Of course, this practice did not take the place of common sense. In addition to the visualization of assimilating the potential illness into the whole, I continued my practice of living and eating healthy and taking a multi-vitamin; and at the first sign of a cold, began gargling with warm salt water twice a day.

However, at the very end of the cold season I did get a cold. I was at a dinner party and one of the guests was repeatedly sneezing and coughing into his sleeve across the table from me. I was tired and did not have the energy to meet the first onslaught of the cold.   I attempted to greet the attack of the sickness with welcome, but I sensed right away that this sickness was different. I knew I would not be able to dissuade it from attacking. I would have to experience this illness.

To get over the cold as quickly as possible, I visualized myself during meditation as in a perfectly healthy state. As I visualized my healthy self, I felt better immediately. I still had the cold, but I felt better. I continued to visualize myself free from illness.

I minimized my emotional reaction to the cold. Instead of being miserable, I did my best to make myself as happy and comfortable as possible. If I could not breathe through my nose, I accepted breathing through my mouth without negativity. When I thought about my symptoms, I thought of them as minor discomforts that would soon be in my past rather than as my present reality, consciously rejecting the idea of being ill. As I visualized the influence of the cold diminishing, I constantly reminded myself of how wonderful it feels to be healthy. I did not complain about being sick, but concentrated on things I could enjoy. I did my best to function as normally as I could.
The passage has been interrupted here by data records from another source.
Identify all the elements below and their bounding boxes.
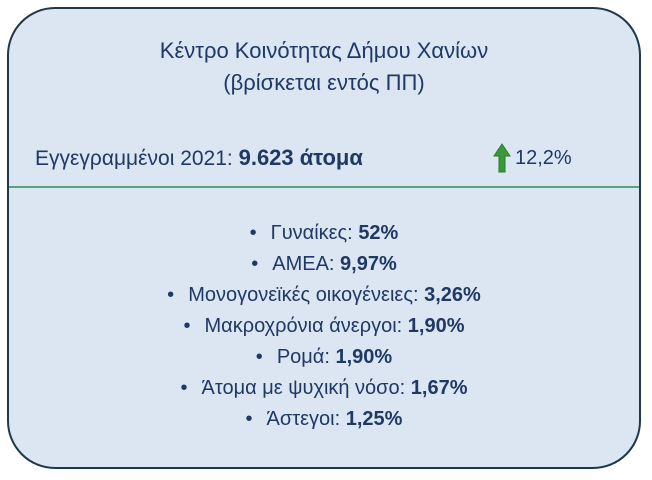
- item-label: Μονογονεϊκές οικογένειες:: [188, 284, 419, 306]
- item-value: 9,97%: [340, 253, 397, 275]
- registered-label: Εγγεγραμμένοι 2021:: [35, 147, 233, 170]
- list-item: Ρομά: 1,90%: [9, 342, 639, 373]
- list-item: Άστεγοι: 1,25%: [9, 404, 639, 435]
- item-label: Μακροχρόνια άνεργοι:: [204, 315, 403, 337]
- item-value: 1,25%: [345, 408, 403, 430]
- item-value: 1,90%: [335, 346, 393, 368]
- title-block: Κέντρο Κοινότητας Δήμου Χανίων (βρίσκετα…: [9, 35, 639, 99]
- registered: Εγγεγραμμένοι 2021: 9.623 άτομα: [35, 145, 363, 171]
- list-item: Μακροχρόνια άνεργοι: 1,90%: [9, 311, 639, 342]
- title: Κέντρο Κοινότητας Δήμου Χανίων: [159, 38, 489, 63]
- item-value: 52%: [358, 222, 399, 244]
- list-item: Άτομα με ψυχική νόσο: 1,67%: [9, 373, 639, 404]
- up-arrow: [493, 143, 511, 173]
- item-label: Γυναίκες:: [270, 222, 353, 244]
- divider: [9, 186, 639, 188]
- item-value: 1,67%: [410, 377, 468, 399]
- item-label: Ρομά:: [276, 346, 330, 368]
- item-value: 3,26%: [424, 284, 481, 306]
- item-label: Άτομα με ψυχική νόσο:: [201, 377, 406, 399]
- item-value: 1,90%: [407, 315, 465, 337]
- growth: 12,2%: [493, 143, 572, 173]
- list-item: Μονογονεϊκές οικογένειες: 3,26%: [9, 280, 639, 311]
- registered-value: 9.623 άτομα: [238, 145, 363, 170]
- subtitle: (βρίσκεται εντός ΠΠ): [223, 70, 425, 95]
- list-item: ΑΜΕΑ: 9,97%: [9, 249, 639, 280]
- breakdown-list: Γυναίκες: 52%ΑΜΕΑ: 9,97%Μονογονεϊκές οικ…: [9, 218, 639, 435]
- card: Κέντρο Κοινότητας Δήμου Χανίων (βρίσκετα…: [7, 7, 641, 469]
- item-label: Άστεγοι:: [266, 408, 341, 430]
- growth-value: 12,2%: [515, 146, 572, 169]
- list-item: Γυναίκες: 52%: [9, 218, 639, 249]
- item-label: ΑΜΕΑ:: [272, 253, 335, 275]
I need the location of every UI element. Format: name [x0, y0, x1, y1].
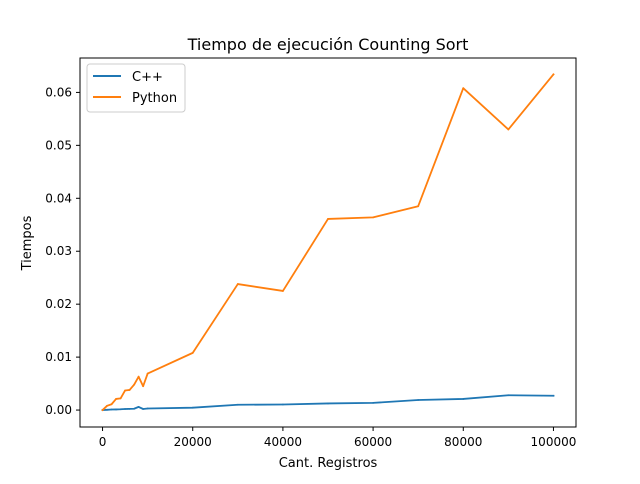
- y-tick-label: 0.00: [45, 403, 72, 417]
- data-point: [462, 87, 465, 90]
- data-point: [327, 402, 329, 405]
- plot-area: [80, 58, 576, 427]
- data-point: [101, 409, 104, 411]
- data-point: [110, 403, 113, 406]
- chart-title: Tiempo de ejecución Counting Sort: [187, 35, 469, 54]
- y-tick-label: 0.05: [45, 138, 72, 152]
- data-point: [124, 408, 126, 410]
- data-point: [128, 389, 131, 391]
- data-point: [552, 394, 555, 397]
- data-point: [106, 404, 108, 407]
- data-point: [133, 407, 136, 410]
- series-layer: [101, 73, 555, 412]
- data-point: [191, 406, 194, 409]
- y-axis-label: Tiempos: [20, 215, 35, 271]
- x-axis-ticks: 0 20000 40000 60000 80000 100000: [99, 427, 577, 449]
- data-point: [133, 383, 136, 386]
- data-point: [146, 407, 149, 410]
- data-point: [119, 408, 122, 411]
- data-point: [417, 205, 420, 208]
- data-point: [417, 399, 420, 401]
- data-point: [372, 216, 374, 219]
- x-tick-label: 60000: [354, 435, 392, 449]
- data-point: [372, 402, 374, 404]
- y-tick-label: 0.04: [45, 191, 72, 205]
- data-point: [462, 398, 465, 400]
- data-point: [236, 283, 239, 285]
- data-point: [191, 351, 194, 354]
- plot-frame: [79, 57, 577, 428]
- data-point: [142, 385, 145, 388]
- data-point: [236, 403, 239, 406]
- data-point: [327, 218, 329, 220]
- data-point: [124, 389, 126, 392]
- data-point: [110, 408, 113, 411]
- x-axis-label: Cant. Registros: [279, 456, 378, 471]
- data-point: [552, 73, 555, 76]
- legend: C++ Python: [86, 63, 186, 113]
- legend-label-python: Python: [132, 91, 177, 106]
- data-point: [507, 394, 510, 397]
- data-point: [128, 407, 131, 410]
- x-tick-label: 0: [99, 435, 107, 449]
- data-point: [282, 290, 284, 292]
- y-tick-label: 0.02: [45, 297, 72, 311]
- x-tick-label: 40000: [264, 435, 302, 449]
- data-point: [137, 405, 140, 408]
- x-tick-label: 20000: [174, 435, 212, 449]
- data-point: [106, 408, 108, 411]
- series-python: [101, 73, 555, 412]
- data-point: [115, 408, 117, 411]
- legend-label-cpp: C++: [132, 70, 163, 85]
- x-tick-label: 80000: [444, 435, 482, 449]
- y-tick-label: 0.01: [45, 350, 72, 364]
- x-tick-label: 100000: [531, 435, 577, 449]
- y-tick-label: 0.03: [45, 244, 72, 258]
- data-point: [146, 372, 149, 375]
- y-axis-ticks: 0.00 0.01 0.02 0.03 0.04 0.05 0.06: [45, 85, 80, 417]
- data-point: [282, 403, 284, 406]
- y-tick-label: 0.06: [45, 85, 72, 99]
- data-point: [507, 128, 510, 131]
- data-point: [142, 408, 145, 410]
- data-point: [115, 398, 117, 400]
- data-point: [119, 397, 122, 400]
- data-point: [137, 375, 140, 378]
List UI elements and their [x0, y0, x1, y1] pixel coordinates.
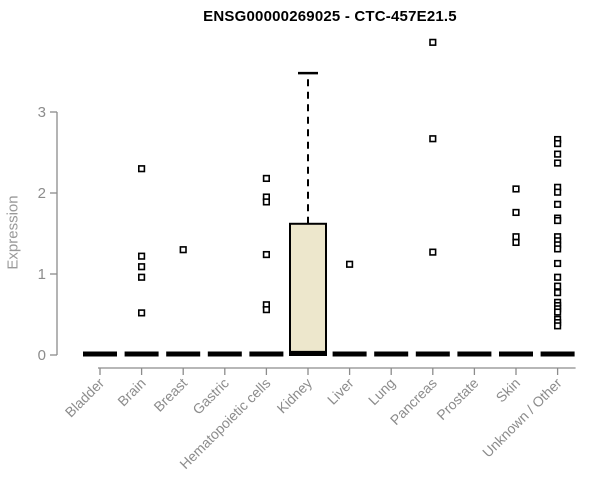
outlier-point [512, 208, 520, 217]
outlier-point [553, 322, 562, 330]
outlier-point [553, 259, 562, 268]
outlier-point [553, 216, 562, 225]
outlier-point [553, 139, 562, 148]
x-category-label: Kidney [274, 375, 316, 417]
outlier-point [512, 238, 520, 247]
outlier-point [138, 165, 146, 173]
x-category-label: Breast [150, 375, 190, 415]
outlier-point [553, 150, 562, 158]
outlier-point [553, 188, 562, 196]
x-category-label: Liver [324, 375, 357, 408]
outlier-point [138, 309, 146, 317]
outlier-point [429, 38, 437, 46]
x-category-label: Unknown / Other [479, 375, 565, 461]
box [289, 222, 327, 356]
outlier-point [553, 273, 562, 281]
outlier-point [138, 273, 146, 281]
outlier-point [553, 289, 562, 297]
x-category-label: Lung [365, 375, 398, 408]
outlier-point [512, 233, 520, 241]
outlier-point [345, 260, 354, 268]
x-category-label: Brain [114, 375, 148, 409]
outlier-point [429, 135, 437, 143]
outlier-point [512, 185, 520, 193]
chart-title: ENSG00000269025 - CTC-457E21.5 [203, 8, 457, 25]
outlier-point [262, 250, 271, 259]
y-tick-label: 2 [38, 185, 46, 202]
outlier-point [262, 306, 271, 314]
x-category-label: Prostate [433, 375, 481, 423]
outlier-point [553, 200, 562, 208]
outlier-point [553, 245, 562, 253]
y-tick-label: 0 [38, 347, 46, 364]
outlier-point [262, 174, 271, 183]
outlier-point [138, 263, 146, 271]
outlier-point [138, 252, 146, 260]
y-tick-label: 1 [38, 266, 46, 283]
outlier-point [553, 159, 562, 167]
outlier-point [553, 308, 562, 316]
y-tick-label: 3 [38, 104, 46, 121]
outlier-point [429, 248, 437, 256]
outlier-point [179, 246, 187, 254]
outlier-point [262, 198, 271, 206]
x-category-label: Bladder [62, 375, 108, 421]
outlier-point [553, 282, 562, 290]
x-category-label: Skin [493, 375, 524, 406]
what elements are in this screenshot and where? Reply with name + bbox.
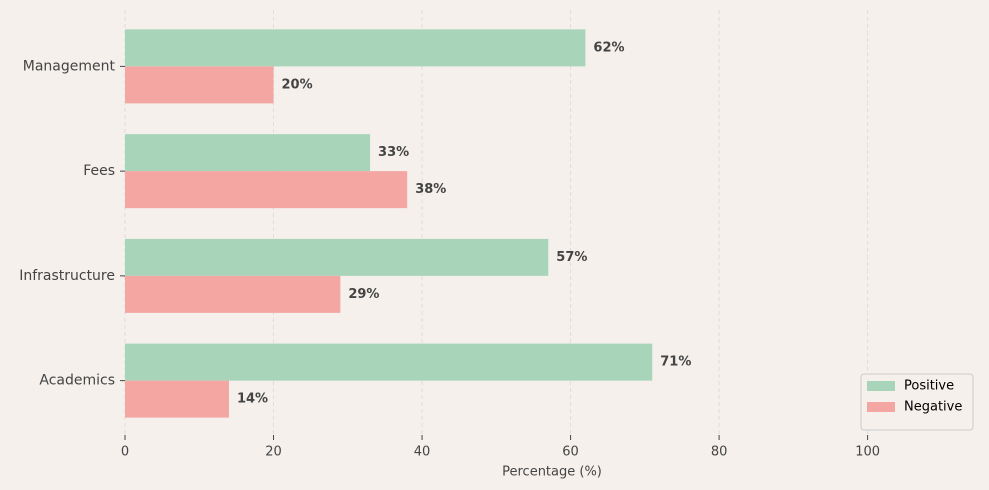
bar bbox=[125, 380, 229, 418]
x-tick-label: 40 bbox=[414, 445, 431, 460]
x-tick-label: 0 bbox=[121, 445, 129, 460]
data-label: 20% bbox=[282, 77, 313, 92]
data-label: 38% bbox=[415, 182, 446, 197]
legend-label: Positive bbox=[904, 379, 954, 394]
x-axis-label: Percentage (%) bbox=[502, 465, 602, 480]
bar bbox=[125, 134, 371, 172]
y-tick-label: Infrastructure bbox=[19, 268, 115, 284]
x-tick-label: 60 bbox=[562, 445, 579, 460]
data-label: 57% bbox=[556, 250, 587, 265]
data-label: 33% bbox=[378, 145, 409, 160]
data-label: 71% bbox=[660, 355, 691, 370]
x-tick-label: 100 bbox=[855, 445, 880, 460]
legend-label: Negative bbox=[904, 400, 962, 415]
legend-swatch bbox=[867, 381, 895, 391]
bar bbox=[125, 275, 341, 313]
y-tick-label: Academics bbox=[39, 373, 115, 389]
x-tick-label: 20 bbox=[265, 445, 282, 460]
bar bbox=[125, 66, 274, 104]
legend-swatch bbox=[867, 402, 895, 412]
bar bbox=[125, 171, 408, 209]
bar bbox=[125, 29, 586, 67]
data-label: 29% bbox=[348, 287, 379, 302]
y-tick-label: Management bbox=[23, 58, 116, 74]
x-tick-label: 80 bbox=[711, 445, 728, 460]
bar bbox=[125, 343, 653, 381]
data-label: 14% bbox=[237, 392, 268, 407]
bar bbox=[125, 238, 549, 276]
y-tick-label: Fees bbox=[83, 163, 115, 179]
data-label: 62% bbox=[593, 40, 624, 55]
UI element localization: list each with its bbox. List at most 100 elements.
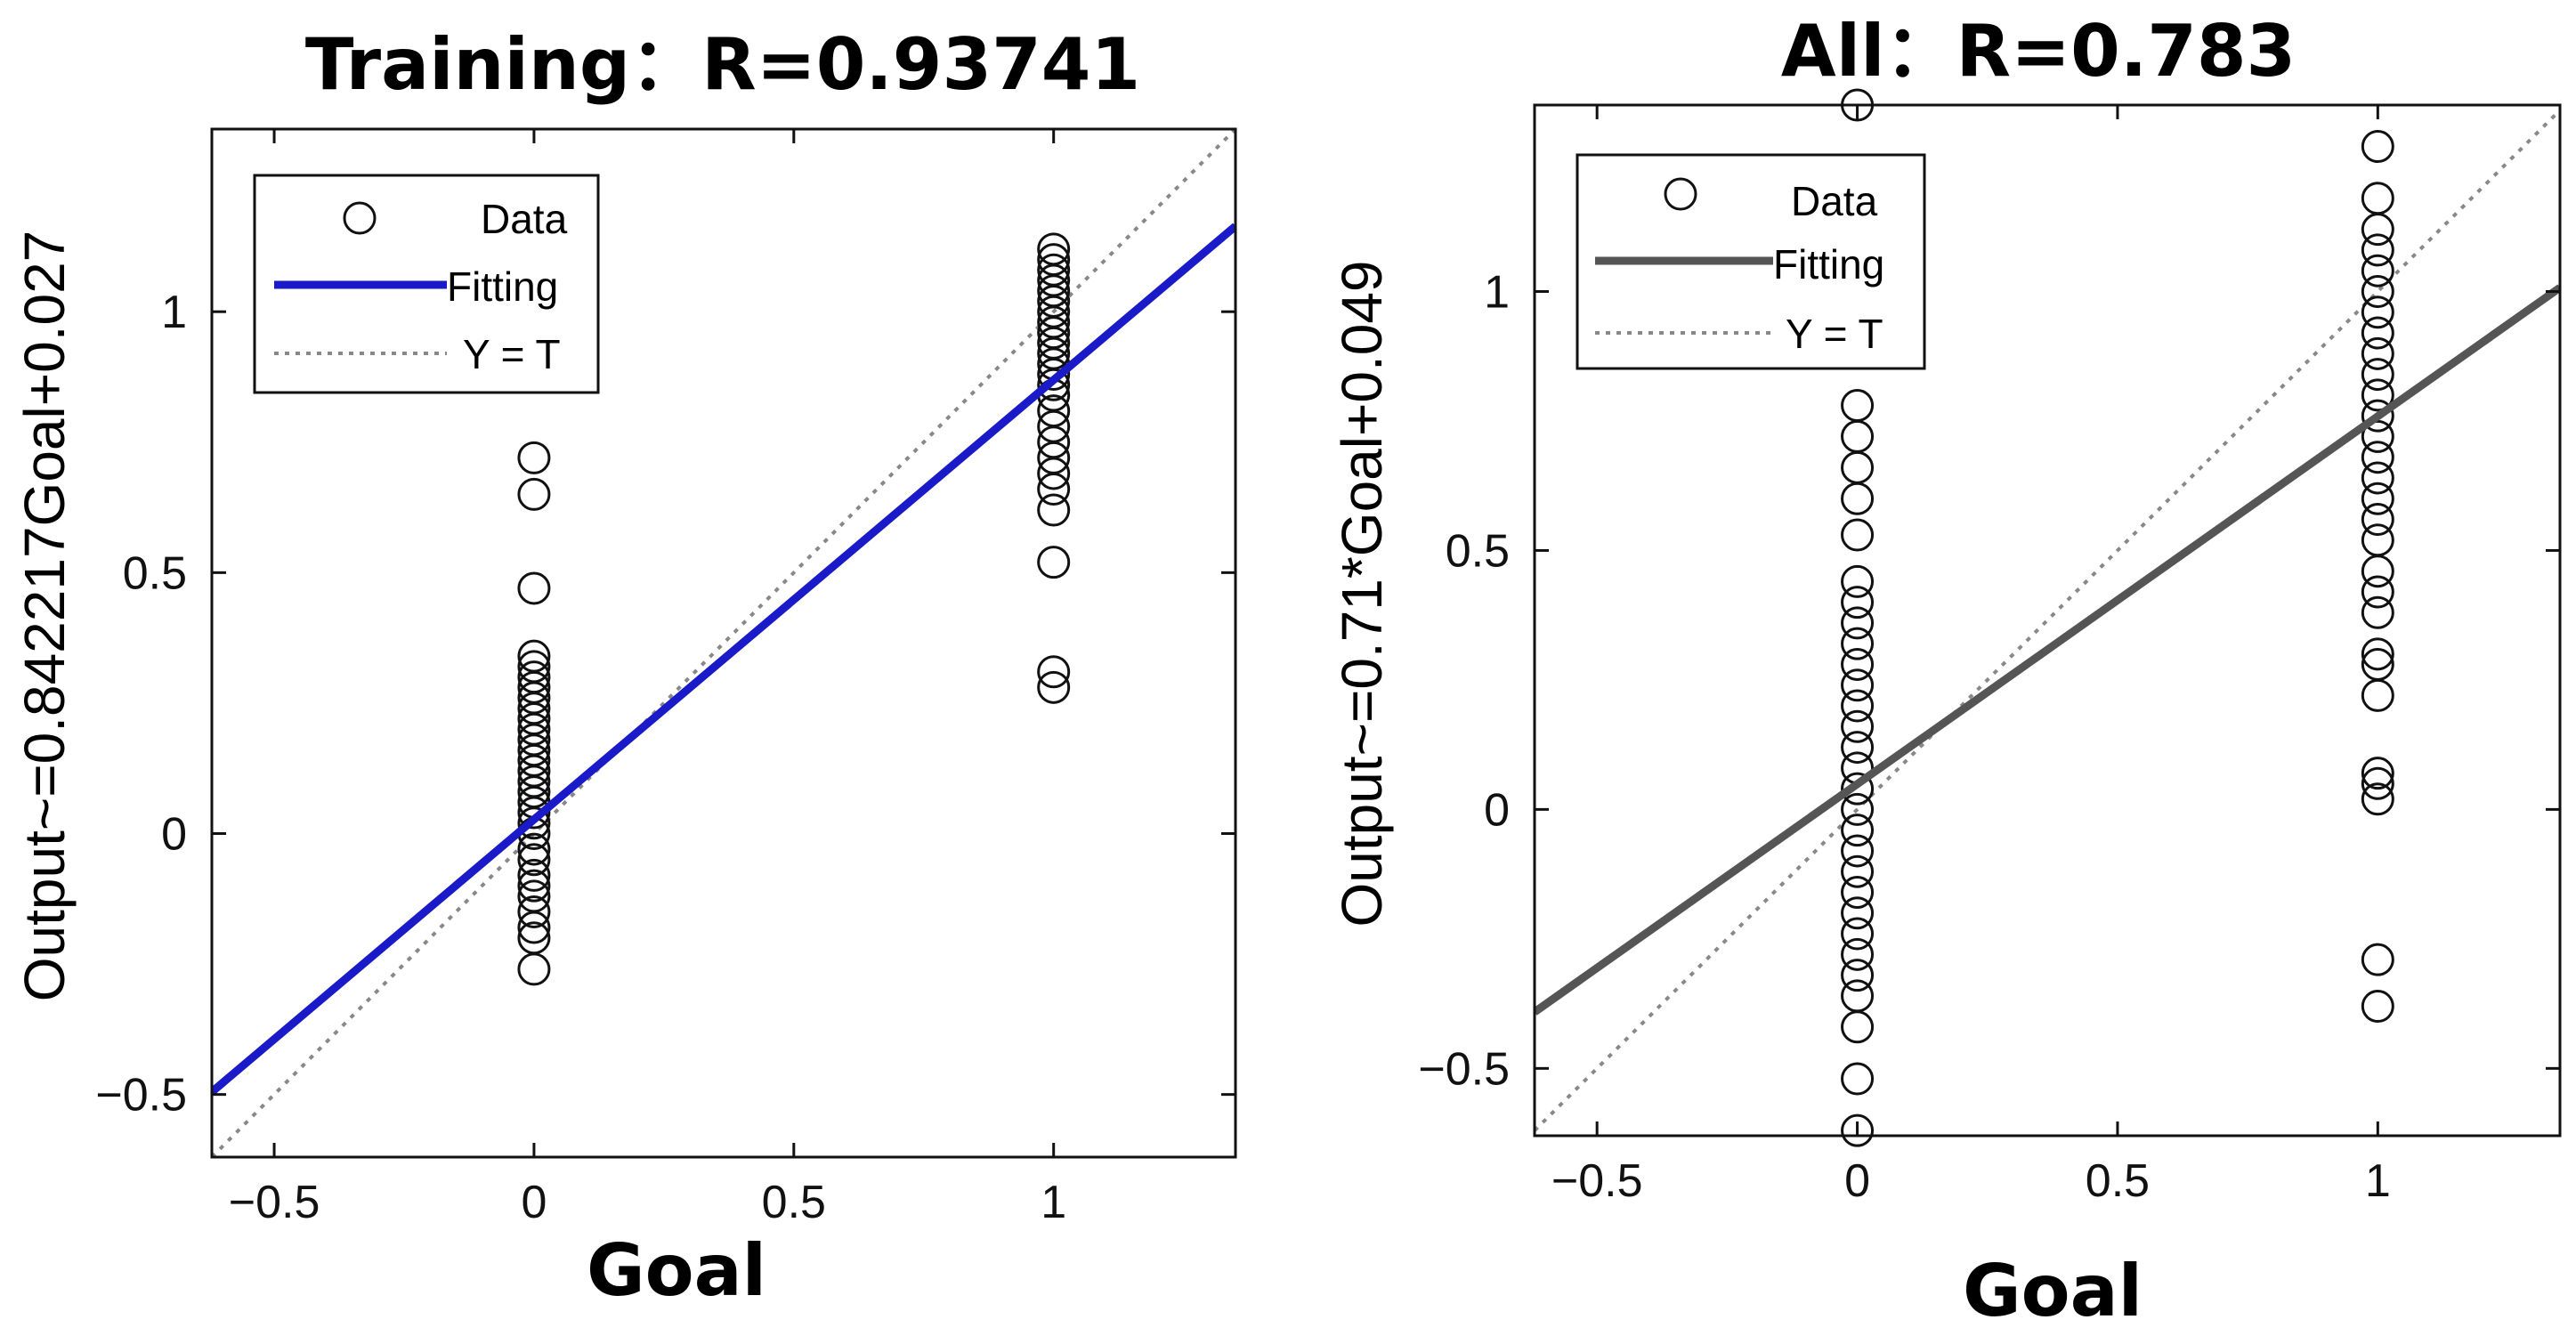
all-data-point xyxy=(1841,606,1875,640)
all-data-point xyxy=(1841,1062,1875,1096)
all-data-point xyxy=(2361,419,2394,453)
all-legend-fitting-label: Fitting xyxy=(1773,241,1884,287)
all-data-point xyxy=(2361,182,2394,215)
all-data-point xyxy=(2361,766,2394,800)
training-x-tick-label: 0 xyxy=(521,1177,547,1228)
all-data-point xyxy=(1841,389,1875,423)
all-axes-frame xyxy=(1533,103,2562,1138)
all-data-point xyxy=(1841,1113,1875,1147)
all-data-point xyxy=(2361,482,2394,515)
training-legend-data-label: Data xyxy=(481,196,568,242)
all-legend-identity-label: Y = T xyxy=(1786,311,1883,357)
training-x-tick-label: −0.5 xyxy=(229,1177,320,1228)
training-legend-fitting-label: Fitting xyxy=(447,263,558,310)
all-title: All：R=0.783 xyxy=(1781,10,2296,93)
all-data-point xyxy=(2361,233,2394,267)
all-data-point xyxy=(2361,575,2394,609)
training-x-axis-label: Goal xyxy=(587,1229,766,1312)
all-data-point xyxy=(2361,316,2394,350)
all-data-point xyxy=(2361,274,2394,308)
training-data-point xyxy=(517,441,551,474)
all-data-point xyxy=(1841,518,1875,552)
training-data-point xyxy=(1037,253,1071,287)
all-data-point xyxy=(2361,647,2394,681)
training-y-tick-label: 1 xyxy=(161,287,187,338)
training-data-point xyxy=(517,571,551,605)
all-data-point xyxy=(2361,358,2394,392)
training-title: Training：R=0.93741 xyxy=(305,23,1140,106)
training-data-point xyxy=(1037,655,1071,689)
training-data-point xyxy=(517,660,551,694)
all-data-point xyxy=(2361,441,2394,474)
all-legend: Data Fitting Y = T xyxy=(1576,153,1926,370)
training-data-point xyxy=(517,858,551,892)
all-legend-data-marker xyxy=(1664,177,1697,211)
all-data-point xyxy=(1841,731,1875,765)
training-data-point xyxy=(517,869,551,903)
all-data-point xyxy=(2361,990,2394,1024)
all-data-point xyxy=(2361,782,2394,816)
training-data-point xyxy=(1037,394,1071,428)
all-data-point xyxy=(1841,689,1875,723)
all-data-point xyxy=(1841,709,1875,743)
training-data-point xyxy=(1037,232,1071,266)
training-data-point xyxy=(517,639,551,673)
all-data-point xyxy=(1841,792,1875,826)
training-plot-area xyxy=(212,129,1235,1157)
all-data-point xyxy=(1841,896,1875,930)
all-data-point xyxy=(1841,814,1875,847)
training-data-point xyxy=(517,843,551,877)
all-data-point xyxy=(2361,378,2394,412)
all-data-point xyxy=(2361,757,2394,790)
training-data-point xyxy=(1037,670,1071,704)
training-x-tick-label: 1 xyxy=(1041,1177,1066,1228)
all-fitting-line xyxy=(1535,284,2560,1016)
all-x-tick-label: −0.5 xyxy=(1551,1155,1643,1207)
all-data-point xyxy=(2361,461,2394,495)
all-y-tick-label: 0.5 xyxy=(1446,525,1510,577)
training-data-point xyxy=(517,832,551,866)
training-y-axis-label: Output~=0.842217Goal+0.027 xyxy=(12,231,77,1002)
all-x-tick-label: 0.5 xyxy=(2086,1155,2150,1207)
all-data-point xyxy=(1841,854,1875,888)
all-data-point xyxy=(1841,647,1875,681)
all-data-point xyxy=(1841,586,1875,619)
all-data-point xyxy=(1841,834,1875,868)
training-data-point xyxy=(1037,546,1071,579)
all-y-tick-label: −0.5 xyxy=(1418,1043,1510,1095)
all-data-point xyxy=(1841,979,1875,1013)
all-data-point xyxy=(1841,937,1875,971)
all-panel: All：R=0.783 Output~=0.71*Goal+0.049 Goal… xyxy=(1330,10,2562,1332)
all-data-point xyxy=(1841,917,1875,951)
training-panel: Training：R=0.93741 Output~=0.842217Goal+… xyxy=(12,23,1237,1312)
all-data-point xyxy=(1841,627,1875,660)
training-x-tick-label: 0.5 xyxy=(762,1177,826,1228)
all-data-point xyxy=(2361,637,2394,671)
all-data-point xyxy=(2361,254,2394,287)
all-data-point xyxy=(1841,876,1875,910)
training-data-point xyxy=(517,921,551,955)
training-data-point xyxy=(517,477,551,511)
all-data-point xyxy=(1841,668,1875,702)
all-data-point xyxy=(2361,296,2394,329)
training-legend: Data Fitting Y = T xyxy=(253,174,600,394)
all-x-tick-label: 1 xyxy=(2365,1155,2391,1207)
training-y-tick-label: 0.5 xyxy=(123,547,187,599)
training-data-point xyxy=(517,879,551,913)
all-y-tick-label: 0 xyxy=(1484,784,1510,836)
training-y-tick-label: 0 xyxy=(161,808,187,860)
all-legend-data-label: Data xyxy=(1791,178,1878,224)
training-data-point xyxy=(1037,493,1071,527)
all-data-point xyxy=(2361,943,2394,976)
all-y-axis-label: Output~=0.71*Goal+0.049 xyxy=(1330,260,1394,927)
training-data-point xyxy=(1037,243,1071,277)
training-data-point xyxy=(517,895,551,928)
training-legend-data-marker xyxy=(343,201,377,235)
all-data-point xyxy=(2361,595,2394,629)
training-y-tick-label: −0.5 xyxy=(95,1070,187,1121)
all-data-point xyxy=(1841,564,1875,598)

I found as well that I was able to reduce the severity of symptoms by visualizing the sun beaming down healing rays, drying up the cold.  A friend uses the visualization of being submerged in a healing river.  I think that visualizing yourself bathed in any kind of healing, permeating influence can be effective in helping to reduce symptoms and speed recovery from illness.  

I also used mainstream countermeasures. I gargled twice a day with salt water, took multivitamins religiously, avoided alcohol and made sure I ate right and got enough sleep. When you want to get well, you don't put obstacles between yourself and getting well. There are no substitutes for diet, exercise and sleep. Healthy habits fight off illness.

Others I know who practice healing meditation visualize a healing white light beaming down on them, and I know they find this effective. Someone who practices healing meditation may also visualize this healing light beaming down on others who are ill, and they find this to be effective as well.

Not Like a Pill

Can I say for sure that meditation and mindfulness helped me avoid and / or cure myself of illness? No. I will say that because I meditated on wellness I felt better as my body rid itself of the cold. I feel that mindfulness helped me avoid colds all spring and helped me overcome the cold I finally caught more quickly than I might have.   My recommendation is that if you are sick, try meditation because it will probably help you feel better.

For the common cold, I feel that meditation is better than medication because it will not dry you up, make you nervous or keep you awake when you should be sleeping. Perhaps your experience will be similar.